Hayworth hailed from show business stock. Her father, the Spanish-born Eduardo Cansino, was a dancer, and her mother, Volga, had been a Ziegfeld Follies girl. Soon after their daughter was born, they shortened her name to Rita Cansino. By the time Rita was 12 she was dancing professionally.
Still a young girl, Rita moved with her family to Los Angeles and eventually joined her father on the stage in nightclubs both in the United States and in Mexico. It was on a stage in Agua Caliente, Mexico, that a Fox Film Company producer spotted the 16-year-old dancer and inked her to a contract.
Rita Cansino, as she was still known, made her film debut in 1935 with Under the Pampas Moon, which was followed by a string of other films including Dante's Inferno (1935) with Spencer Tracy, Charlie Chan in Egypt (1935), Meet Nero Wolfe (1936), and Human Cargo (1936).
In 1937 she married Judson, a man 22 years older than her, who would set the stage for his young wife's future stardom. On his advice, Rita not only changed her last name, but also dyed her hair auburn. Judson worked the phones and managed to get Hayworth plenty of press in newspapers and magazines, and eventually helped her get a seven-year contract with Columbia Pictures.

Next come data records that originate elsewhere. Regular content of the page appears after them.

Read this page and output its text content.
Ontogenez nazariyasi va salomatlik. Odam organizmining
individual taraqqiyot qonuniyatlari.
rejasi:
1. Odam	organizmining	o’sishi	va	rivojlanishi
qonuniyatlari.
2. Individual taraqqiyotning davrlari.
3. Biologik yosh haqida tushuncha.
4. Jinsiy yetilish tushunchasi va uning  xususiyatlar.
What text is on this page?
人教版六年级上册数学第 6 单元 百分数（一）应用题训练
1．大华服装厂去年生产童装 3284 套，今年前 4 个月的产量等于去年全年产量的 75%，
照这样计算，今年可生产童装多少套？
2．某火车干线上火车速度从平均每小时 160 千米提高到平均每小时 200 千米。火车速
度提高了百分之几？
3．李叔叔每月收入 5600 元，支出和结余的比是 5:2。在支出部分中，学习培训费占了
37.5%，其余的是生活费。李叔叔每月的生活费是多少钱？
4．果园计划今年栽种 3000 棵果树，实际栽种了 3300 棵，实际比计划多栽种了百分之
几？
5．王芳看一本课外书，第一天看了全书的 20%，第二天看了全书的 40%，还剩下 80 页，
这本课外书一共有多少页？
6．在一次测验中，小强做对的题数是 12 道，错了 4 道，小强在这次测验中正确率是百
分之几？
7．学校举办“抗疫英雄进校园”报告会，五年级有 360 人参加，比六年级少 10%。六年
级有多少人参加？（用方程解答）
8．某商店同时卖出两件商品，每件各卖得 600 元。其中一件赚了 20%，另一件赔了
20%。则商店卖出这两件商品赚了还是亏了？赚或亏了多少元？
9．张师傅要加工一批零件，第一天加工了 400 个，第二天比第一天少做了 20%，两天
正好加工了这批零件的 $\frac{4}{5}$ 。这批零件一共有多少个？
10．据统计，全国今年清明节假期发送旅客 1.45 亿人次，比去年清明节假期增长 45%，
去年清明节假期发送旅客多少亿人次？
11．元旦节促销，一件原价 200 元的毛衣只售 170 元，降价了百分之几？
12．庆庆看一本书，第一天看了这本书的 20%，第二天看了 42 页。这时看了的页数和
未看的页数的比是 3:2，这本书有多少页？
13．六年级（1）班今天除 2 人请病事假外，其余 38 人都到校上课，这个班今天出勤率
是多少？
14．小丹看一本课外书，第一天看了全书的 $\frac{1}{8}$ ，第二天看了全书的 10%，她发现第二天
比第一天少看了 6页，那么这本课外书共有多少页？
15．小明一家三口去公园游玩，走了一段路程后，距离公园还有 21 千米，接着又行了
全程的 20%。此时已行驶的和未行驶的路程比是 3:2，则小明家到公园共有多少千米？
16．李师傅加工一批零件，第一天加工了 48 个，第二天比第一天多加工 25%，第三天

After a few disappointing roles in several mediocre films, Hayworth landed an important role as an unfaithful wife opposite Cary Grant in Only Angels Have Wings (1939). Critical praise came Hayworth's way. So did more movie offers.
Just two years after the relatively unknown actress shared the screen with Grant, Hayworth was a star herself. Her stunning, sensual looks greatly helped, and that year Life magazine writer Winthrop Sargeant nicknamed Hayworth "The Great American Love Goddess."
The moniker stuck, and only helped further her career and the fascination many male movie fans had with her. In 1941 Hayworth took the screen opposite James Cagney in Strawberry Blonde. That same year she shared the dance floor with Fred Astaire in You'll Never Get Rich. Astaire later called Hayworth his favorite dance partner.
The following year Hayworth starred in three more big films: My Gal Sal, Tales of Manhattan, and You Were Never Lovelier.
Hayworth's high-voltage power of seduction was affirmed in 1944 when a photograph of her in Life magazine wearing black lace became the unofficial pin-up photo for American servicemen serving overseas in World War II.